In January 2009, I took the Amtrak from Philadelphia to Washington D.C. to begin my “semester abroad.” As an eager college student who could barely tie a tie, I was excited to start my internship with The Constitution Project (TCP). As part of my program, I was supposed to intern three days week and take classes over the remaining two days. But early in the semester I decided to drop a class so that I could spend more time in the office. And I am glad that I did – almost five years later, my time at TCP remains one of the best work experiences I have ever had.

I was only an intern, but TCP respected my ideas and efforts. I became most involved with the organization’s work in combating torture: I remember obsessively tracking the constant stream of Guantanamo abuses and becoming outraged when I read the infamous Office of Legal Counsel memos. While some wanted to sweep past constitutional violations under the rug, TCP stayed vigilant, pushing for an independent commission to examine detainee treatment. I was entrusted with writing the first draft of Senate testimony on this issue, and I made my first (and only) C-SPAN appearance. I also engaged in criminal justice work, observing the Right to Counsel Committee compile Justice Denied, the most comprehensive report on indigent defense to date. Through this work, I saw the beauty of TCP’s mission: to fiercely advocate for our constitutional principles, regardless of political party or pressure.

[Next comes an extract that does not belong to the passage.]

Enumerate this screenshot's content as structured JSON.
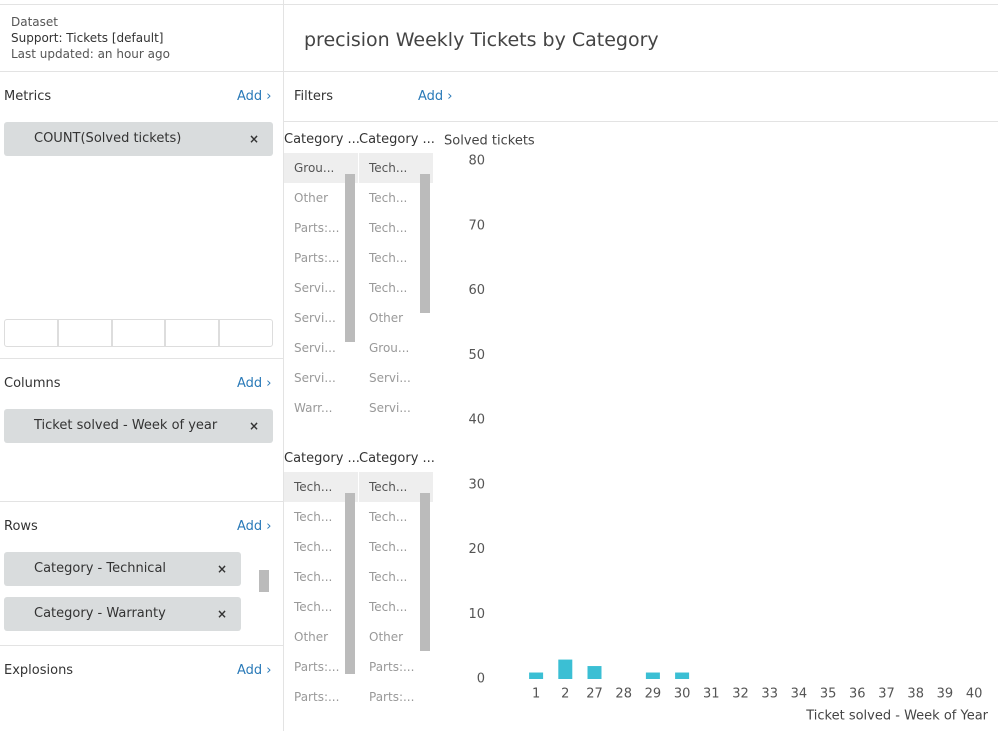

More than simply enjoying the work, I came across incredible people. At the office, passionate attorneys and staff members served as mentors. Through the larger network, I met courageous people of all political leanings: individuals ranging from lawyers who represented detainees in habeas proceedings to officials who exposed wrongdoing. After seeing so many amazing advocates and realizing how much more there was to be done, I became committed to joining these individuals.

Now a second-year law student, I feel fortunate to have stayed connected.  TCP remains vigilant; this past April, I was thrilled to see the release of the Task Force on Detainee Treatment report. Recognizing the 50th anniversary of the Gideon decision this year, the organization remains one of the leading defenders of the constitutional right to an attorney. And it has been inspiring to see TCP proactively tackle new injustices, whether by advocating against indiscriminate wiretapping or forming a new committee on DNA collection.

These efforts remind me why I chose to pursue a legal career. As an attorney, I plan to pursue the values that underlie TCP’s work. Since my internship, I have been fortunate enough to study human rights in France, conduct research on police surveillance in the post-9/11 era, and will soon have the chance to work on hate crimes prosecutions. I am grateful for all of these opportunities. And I know that they are rooted in my experience with TCP five years ago.

The views expressed in this blog post are not necessarily those of TCP, its committees, or boards.